# Data Preparation

## Important Libraries

In [1]:
import numpy as np
import pandas as pd

## Prepare the real data for Deep Learning Model

##### Note: The data named 'data.csv' does not exist in the repository due to confidential information.

In [2]:
dataframe = pd.read_csv('data.csv', encoding='latin-1')

In [3]:
# Drop duplicates:
dataframe = dataframe.drop_duplicates()

In [4]:
# Drop irrelevant columns.
dataframe = dataframe.drop(["Pnr", "Booking_Time", "Language_Code", 
                            "CUSTOMER_ID", "Channel_type", "first_Ticketnumber_1stPax", 
                            'Rebooking','Involuntary_Rebooking', 'Penalty_amount', 'Flight1', 
                            'Flight2', 'Flight3', 'Flight4', 'Flight5', 'Flight6', 
                            'Marketing_Carr', 'Operational_Carr', 'Dep_Date', 'Orig_Airport2', 
                            'Dest_Airport2', "Voucher"], axis=1)

In [5]:
# Select Verzilverd = 1:
dataframe = dataframe[dataframe["Verzilverd"]==1]

In [6]:
# change the type of column from string to datetime
dataframe["Booking_Date"] = pd.to_datetime(dataframe["Booking_Date"])

In [7]:
# Fill with 0 where the value of column 'Tot_Fare_Incl_Tax_Eur' is 'NaN':
dataframe['Tot_Fare_Incl_Tax_Eur'] = dataframe['Tot_Fare_Incl_Tax_Eur'].fillna(0)

In [8]:
dataframe.loc[:,"FullNm"] = dataframe.loc[:,"FirstNm"].astype(str) +" "+ dataframe.loc[:,"LastNm"]

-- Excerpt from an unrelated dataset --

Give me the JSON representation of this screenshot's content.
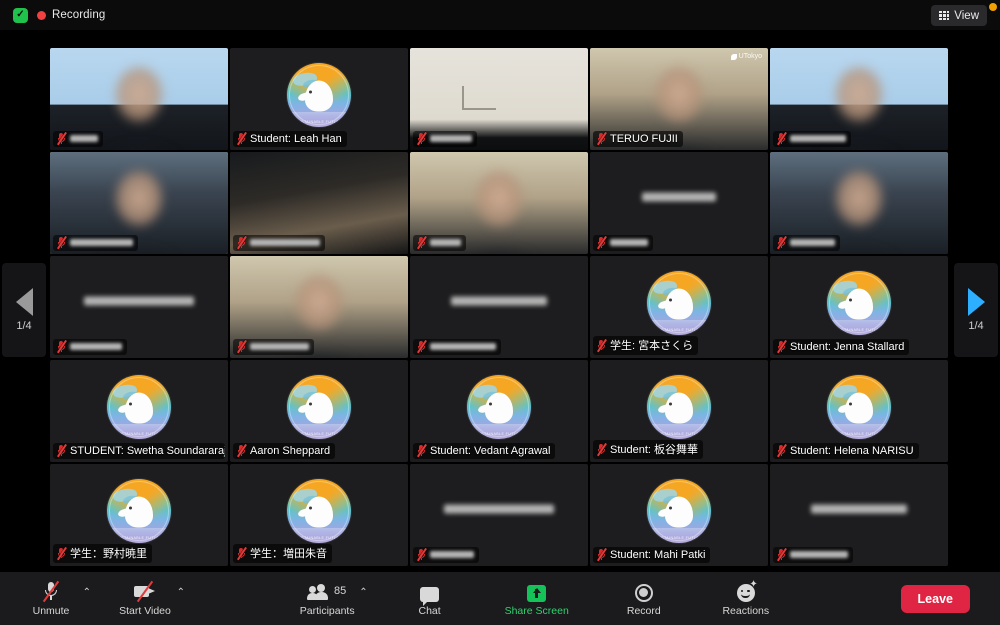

dataframe["FullNm"] = dataframe["FullNm"].str.title()

dataframe = dataframe[dataframe["FullNm"].notnull()]

In [9]:
# Eleminate "NaN" values
dataframe = dataframe[dataframe['Number_Of_Pax'].notnull()]
dataframe = dataframe[dataframe['Nb_Of_Stops'].notnull()]
dataframe = dataframe[dataframe['Nb_Days_Dep_Ret'].notnull()]

In [10]:
dataframe = dataframe[['FullNm', 'Email_Address', 'Booking_Date', 'Orig_Airport', 'Dest_Airport']]

### Hide the data:

In [11]:
name_list = dataframe['FullNm'].unique()

In [12]:
name_list.size

139889

In [13]:
new_name = []

In [14]:
for i in range(len(name_list)):
    new_name.append('X'+str(i))

In [15]:
new_name[0]

'X0'

In [16]:
new_dataframe_name = pd.DataFrame()

new_dataframe_name["RealName"] = name_list
new_dataframe_name["FakeName"] = new_name

In [17]:
mail_list = dataframe['Email_Address'].unique()

In [18]:
mail_list.size

1880

In [19]:
new_mail = []
for i in range(len(mail_list)):
    new_mail.append('M'+str(i))

In [20]:
new_dataframe_mail = pd.DataFrame()

new_dataframe_mail["RealMail"] = mail_list
new_dataframe_mail["FakeMail"] = new_mail

In [21]:
df_cd = pd.merge(dataframe, new_dataframe_name, how='left', left_on = 'FullNm', right_on = 'RealName')

In [22]:
dataframe = df_cd.drop(['FullNm', 'RealName'], axis=1)

In [23]:
df_cd = pd.merge(dataframe, new_dataframe_mail, how='left', left_on = 'Email_Address', right_on = 'RealMail')
dataframe = df_cd.drop(['Email_Address', 'RealMail'], axis=1)

In [24]:
dataframe = dataframe[['Booking_Date', 'FakeName', 'FakeMail', 'Orig_Airport', 'Dest_Airport']]

## The dataset that will be used in the model:

In [25]:
dataframe.head(10)

Unnamed: 0,Booking_Date,FakeName,FakeMail,Orig_Airport,Dest_Airport
0,2021-01-01,X0,M0,MPL,BGO
1,2021-01-01,X1,M1,MRS,CFR
2,2021-01-01,X2,M2,ORY,PTP
3,2021-01-01,X3,M3,MAN,AMS
4,2021-01-01,X4,M1,MUC,AMS
5,2021-01-01,X5,M4,LHR,YYZ
6,2021-01-01,X6,M4,CPH,AUA
7,2021-01-01,X7,M1,ORY,PGF
8,2021-01-01,X8,M4,CDG,TLS
9,2021-01-01,X9,M4,CDG,NTE


In [26]:
# export the data:
dataframe.to_csv('newdata.csv', index=False)